Homemade Fluid is Cheaper and Safer
Some folks don't like the idea of keeping toxic chemicals in the home or for use in the car, and winter washer fluid falls into this category. It's harmful to the eyes and skin and should not come in contact with either. For those who are industrious enough to make their own, you just need a few ingredients, and the final product is safe and totally non-toxic (we still wouldn't recommend drinking it).
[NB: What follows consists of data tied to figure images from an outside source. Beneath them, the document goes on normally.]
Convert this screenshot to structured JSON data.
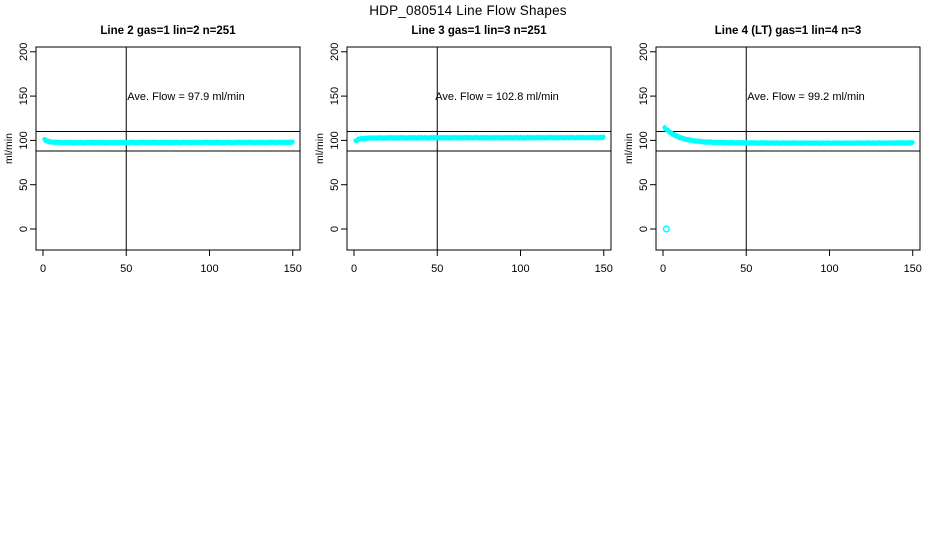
{
  "main_title": "HDP_080514  Line Flow Shapes",
  "chart_data": {
    "type": "scatter",
    "xlabel": "",
    "ylabel": "ml/min",
    "xlim": [
      0,
      150
    ],
    "ylim": [
      0,
      200
    ],
    "grid": false,
    "legend": "none",
    "point_color": "#00FFFF",
    "line_color": "#000000",
    "panels": [
      {
        "title": "Line 2 gas=1 lin=2 n=251",
        "annotation": "Ave. Flow =  97.9  ml/min",
        "ave_flow_ml_min": 97.9,
        "n": 251,
        "ylabel": "ml/min",
        "x_ticks": [
          0,
          50,
          100,
          150
        ],
        "y_ticks": [
          0,
          50,
          100,
          150,
          200
        ],
        "vline_x": 50,
        "hlines": [
          110,
          88
        ],
        "shape_points": [
          [
            1,
            100.8
          ],
          [
            2,
            99.5
          ],
          [
            3,
            98.8
          ],
          [
            5,
            98.2
          ],
          [
            8,
            97.8
          ],
          [
            12,
            97.6
          ],
          [
            20,
            97.5
          ],
          [
            30,
            97.6
          ],
          [
            40,
            97.5
          ],
          [
            50,
            97.6
          ],
          [
            60,
            97.7
          ],
          [
            70,
            97.6
          ],
          [
            80,
            97.6
          ],
          [
            90,
            97.7
          ],
          [
            100,
            97.7
          ],
          [
            110,
            97.6
          ],
          [
            120,
            97.8
          ],
          [
            130,
            97.7
          ],
          [
            140,
            97.8
          ],
          [
            150,
            97.8
          ]
        ],
        "outliers": []
      },
      {
        "title": "Line 3 gas=1 lin=3 n=251",
        "annotation": "Ave. Flow =  102.8  ml/min",
        "ave_flow_ml_min": 102.8,
        "n": 251,
        "ylabel": "ml/min",
        "x_ticks": [
          0,
          50,
          100,
          150
        ],
        "y_ticks": [
          0,
          50,
          100,
          150,
          200
        ],
        "vline_x": 50,
        "hlines": [
          110,
          88
        ],
        "shape_points": [
          [
            1,
            99.0
          ],
          [
            2,
            100.6
          ],
          [
            3,
            101.4
          ],
          [
            5,
            102.1
          ],
          [
            8,
            102.5
          ],
          [
            12,
            102.7
          ],
          [
            20,
            102.8
          ],
          [
            30,
            102.9
          ],
          [
            40,
            102.9
          ],
          [
            60,
            103.0
          ],
          [
            80,
            103.0
          ],
          [
            100,
            103.0
          ],
          [
            120,
            103.1
          ],
          [
            140,
            103.1
          ],
          [
            150,
            103.2
          ]
        ],
        "outliers": []
      },
      {
        "title": "Line 4 (LT) gas=1 lin=4 n=3",
        "annotation": "Ave. Flow =  99.2  ml/min",
        "ave_flow_ml_min": 99.2,
        "n": 3,
        "ylabel": "ml/min",
        "x_ticks": [
          0,
          50,
          100,
          150
        ],
        "y_ticks": [
          0,
          50,
          100,
          150,
          200
        ],
        "vline_x": 50,
        "hlines": [
          110,
          88
        ],
        "shape_points": [
          [
            1,
            114
          ],
          [
            2,
            112.5
          ],
          [
            3,
            111
          ],
          [
            4,
            109.5
          ],
          [
            6,
            107
          ],
          [
            8,
            105
          ],
          [
            10,
            103.3
          ],
          [
            13,
            101.5
          ],
          [
            16,
            100.3
          ],
          [
            20,
            99.2
          ],
          [
            25,
            98.3
          ],
          [
            30,
            97.8
          ],
          [
            40,
            97.4
          ],
          [
            50,
            97.2
          ],
          [
            70,
            97.0
          ],
          [
            100,
            96.9
          ],
          [
            130,
            97.0
          ],
          [
            150,
            97.2
          ]
        ],
        "outliers": [
          [
            2,
            0
          ]
        ]
      }
    ]
  }
}
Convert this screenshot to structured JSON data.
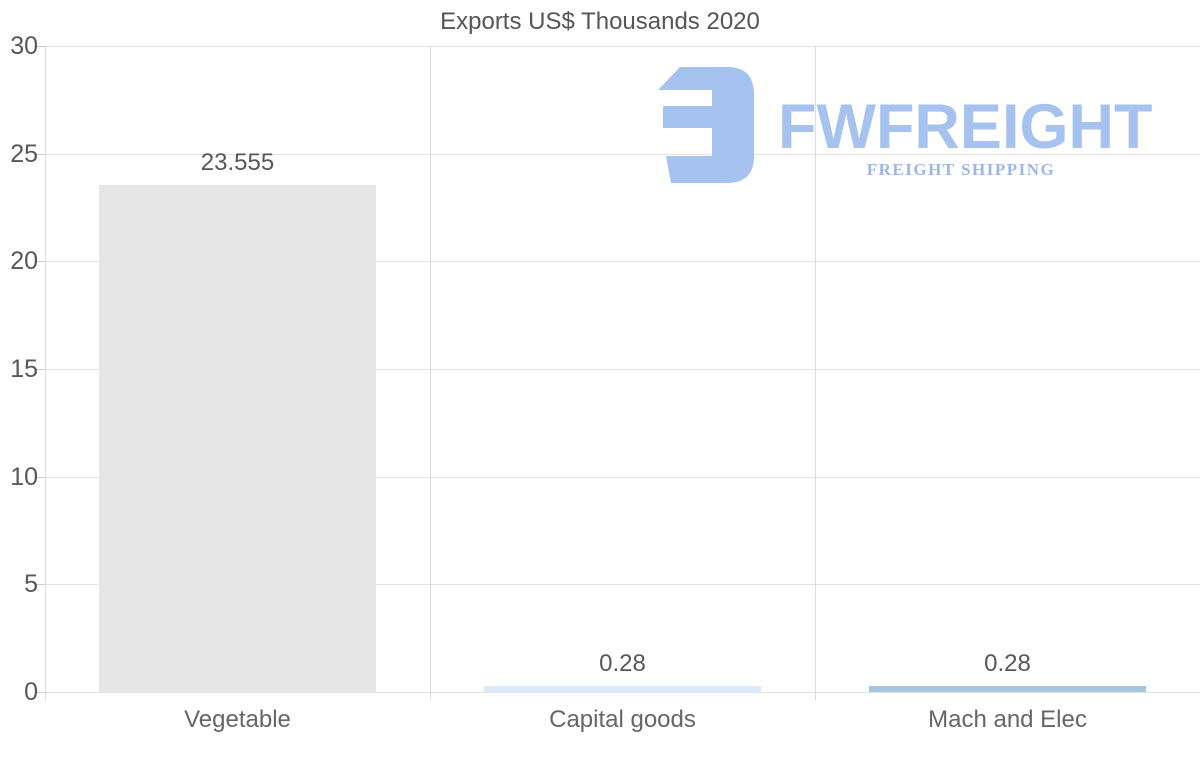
{
  "title": "Exports US$ Thousands 2020",
  "watermark": {
    "brand": "FWFREIGHT",
    "tagline": "FREIGHT SHIPPING",
    "brand_color": "#a6c2ee",
    "tagline_color": "#9db6e5"
  },
  "chart_data": {
    "type": "bar",
    "title": "Exports US$ Thousands 2020",
    "categories": [
      "Vegetable",
      "Capital goods",
      "Mach and Elec"
    ],
    "values": [
      23.555,
      0.28,
      0.28
    ],
    "value_labels": [
      "23.555",
      "0.28",
      "0.28"
    ],
    "bar_colors": [
      "#e6e6e6",
      "#dce9f8",
      "#a3c6e3"
    ],
    "xlabel": "",
    "ylabel": "",
    "ylim": [
      0,
      30
    ],
    "yticks": [
      0,
      5,
      10,
      15,
      20,
      25,
      30
    ],
    "grid": true,
    "legend": false
  },
  "colors": {
    "title": "#565656",
    "tick_label": "#58585a",
    "category_label": "#666666",
    "value_label": "#58585a",
    "gridline": "#e4e4e4",
    "axis_line": "#dcdcdc",
    "background": "#ffffff"
  }
}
It's also inexpensive to make, even though it takes time to put things together. I'll cost about $1 a gallon, which is quite a bit cheaper than the $3-4 you can pay for the store-bought stuff. It can also be used to clean other surfaces like kitchens and bathrooms, so it is pretty useful.
- 1 empty and clean plastic gallon jug
- 2 cups of isopropyl rubbing alcohol
- 2 tablespoons of liquid dish soap
- 1 cup of white vinegar
- 3 quarts of clean water
- 1 funnel
- 4 drops of blue food coloring (optional)
Mix the ingredients together, but do not shake the jug. The blue food coloring is a smart idea to remind kids that it's not safe to drink. Whatever method you choose for your winter washer fluid, now is the right time to change over to a winter formula. Don't do it too late when your reservoir and washer nozzles are totally frozen over just as you need to get to work.